You know you’re a writer when you neglect your blog for weeks on end because you’ve neglected your knitting and dolls, thus you have no projects to share, because you’ve spent all your time working on edits to a manuscript that might never see publication, because the pulse of the very real characters in your imaginary world compels you to keep at it just a little longer, because someday, one of these manuscripts will be the one.
(How’s that for a run-on sentence?)
Hello, my name is Laurie Germaine and I’m a write-a-holic.
I am a great writer and God blesses me with great ideas.
That’s my new mantra. I just realized it goes along with one of my two words for 2016, optimism. Now, before you think I’m all egotistical, I barely believe those words—which is why I have to speak them to myself every day. (Optimism, see?) I’ve come a long way in putting the kibosh on my negative thoughts—for the most part—but I haven’t replaced them with too many positives. Not intentionally, at any rate. Which means there’s a void left behind, and heaven forbid the untruths return to set up shop once again.
To prevent that, I have recently decided to start filling the void with positive stuff. Positive words. Because words have power, and when you say something long enough, you inevitably begin to believe it, and then it inevitably seeks a way to prove itself true.

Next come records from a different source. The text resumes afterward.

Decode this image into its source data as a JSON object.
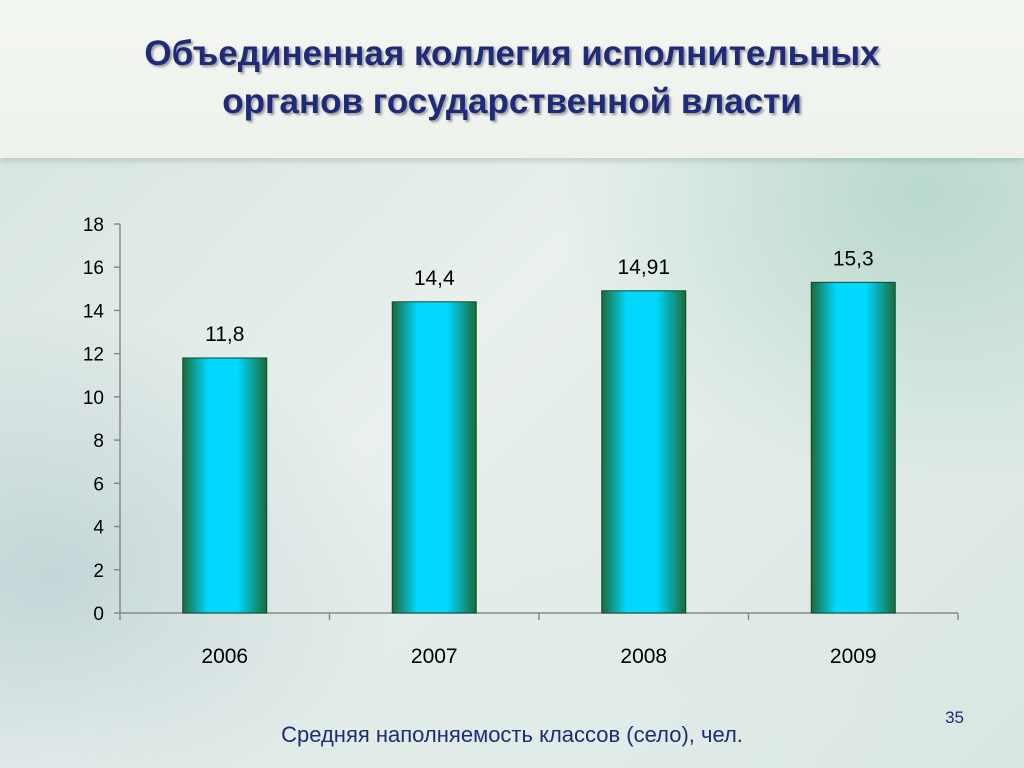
{
  "slide": {
    "title_line1": "Объединенная коллегия исполнительных",
    "title_line2": "органов государственной власти",
    "footer_label": "Средняя наполняемость классов (село), чел.",
    "page_number": "35"
  },
  "colors": {
    "title": "#1f2a7a",
    "bar_edge": "#1a6b3a",
    "bar_center": "#00d8ff"
  },
  "chart_data": {
    "type": "bar",
    "categories": [
      "2006",
      "2007",
      "2008",
      "2009"
    ],
    "values": [
      11.8,
      14.4,
      14.91,
      15.3
    ],
    "data_labels": [
      "11,8",
      "14,4",
      "14,91",
      "15,3"
    ],
    "y_ticks": [
      "0",
      "2",
      "4",
      "6",
      "8",
      "10",
      "12",
      "14",
      "16",
      "18"
    ],
    "ylim": [
      0,
      18
    ],
    "title": "",
    "xlabel": "",
    "ylabel": "",
    "grid": false,
    "legend": "none"
  }
}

So I’ve heard. So I’ve read.
Proverbs 10:32 says, “The lips of the godly speak helpful words, but the mouth of the wicked speaks perverse words.”

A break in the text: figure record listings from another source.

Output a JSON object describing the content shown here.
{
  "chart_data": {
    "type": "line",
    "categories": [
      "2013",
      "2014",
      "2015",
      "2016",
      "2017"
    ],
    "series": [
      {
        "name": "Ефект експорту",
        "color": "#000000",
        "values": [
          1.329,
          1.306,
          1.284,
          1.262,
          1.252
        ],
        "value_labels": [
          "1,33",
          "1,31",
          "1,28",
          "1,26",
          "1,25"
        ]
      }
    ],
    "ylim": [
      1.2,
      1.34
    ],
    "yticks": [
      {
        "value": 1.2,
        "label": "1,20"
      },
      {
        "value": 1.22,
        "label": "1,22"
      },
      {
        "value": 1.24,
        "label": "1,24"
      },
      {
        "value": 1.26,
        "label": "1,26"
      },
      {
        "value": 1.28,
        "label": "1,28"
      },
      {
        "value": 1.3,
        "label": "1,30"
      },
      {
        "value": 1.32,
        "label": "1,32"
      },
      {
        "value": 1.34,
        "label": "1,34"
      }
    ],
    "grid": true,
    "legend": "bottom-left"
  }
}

Because I’m a Christian, I fall into the first category. Thus, I shouldn’t speak ill of myself, my talents, my worth, my purpose, etc., etc.
Proverbs 17:3 says, “Kind words are like honey—sweet to the soul and healthy for the body.”

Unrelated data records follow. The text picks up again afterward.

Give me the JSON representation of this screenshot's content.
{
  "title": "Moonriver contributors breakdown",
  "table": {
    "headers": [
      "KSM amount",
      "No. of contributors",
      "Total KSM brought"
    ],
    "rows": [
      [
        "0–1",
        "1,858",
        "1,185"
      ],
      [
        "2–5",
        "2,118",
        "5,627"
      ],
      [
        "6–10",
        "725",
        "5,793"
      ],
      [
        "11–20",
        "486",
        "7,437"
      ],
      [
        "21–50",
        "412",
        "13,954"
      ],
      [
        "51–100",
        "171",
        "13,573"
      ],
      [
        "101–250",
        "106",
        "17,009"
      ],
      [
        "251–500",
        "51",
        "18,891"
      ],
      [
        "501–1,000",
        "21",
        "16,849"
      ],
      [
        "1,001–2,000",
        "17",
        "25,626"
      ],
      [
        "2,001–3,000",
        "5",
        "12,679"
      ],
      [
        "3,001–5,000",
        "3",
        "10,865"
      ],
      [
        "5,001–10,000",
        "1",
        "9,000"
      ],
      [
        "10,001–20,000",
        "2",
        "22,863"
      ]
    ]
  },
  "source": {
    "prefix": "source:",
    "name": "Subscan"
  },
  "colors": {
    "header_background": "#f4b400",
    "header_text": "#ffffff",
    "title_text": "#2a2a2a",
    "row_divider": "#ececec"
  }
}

’Nuff said, right? Flip it around and it means hateful words are caustic and poisonous. Shudder.
Ephesians 4:29 tells us, “Don’t use foul or abusive language. Let everything you say be good and helpful, so that your words will be an encouragement to those who hear them.”
Fitting for others’ ears…as well as my own.
In Philippians 4:8, Paul urges the church to “fix your thoughts on what is true, and honorable, and right, and pure, and lovely, and admirable. Think about things that are excellent and worthy of praise.”
Words like “I can’t…” or “I’m not creative enough to…” or “I’ll never…” or cussing at myself in the mirror do not fall into the above categories.
Lastly, in 1 Peter 3:10, Peter tells the church, “For the Scriptures say, ‘If you want to enjoy life and see many happy days, keep your tongue from speaking evil, and your lips from telling lies.’”
This applies to both people I do life with as well as myself.
So why is it that when I’m dealing with myself there’s a disconnect? We’re not talking about boasting, here. We’re talking about uplifting, encouraging speech. Words that edify and build up. I would never speak to my children, my husband, or my friends the way I sometimes speak to myself—so why do I do it? Why am I sheepish and feel the need to ask for forgiveness when I speak my mantra aloud? It does me no good to believe the opposite. It probably pains God for me to believe the opposite. To say I’m a bad writer and have crummy ideas cripples me and keeps me from being everything God wants me to be. I know this—yet it’s still so hard for me to accept that I’m capable of having great ideas. That I’m capable of publication.
When I figure it out, I’ll let you know.
In the meantime, I’ll continue to claim it in the hopes I’ll see it bear fruition in the months and years to come. Because God’s given me a gift and I want to use it for His glory. And only He knows what that outcome will look like.
Although I’m pretty sure it won’t look like a Debbie Macomber.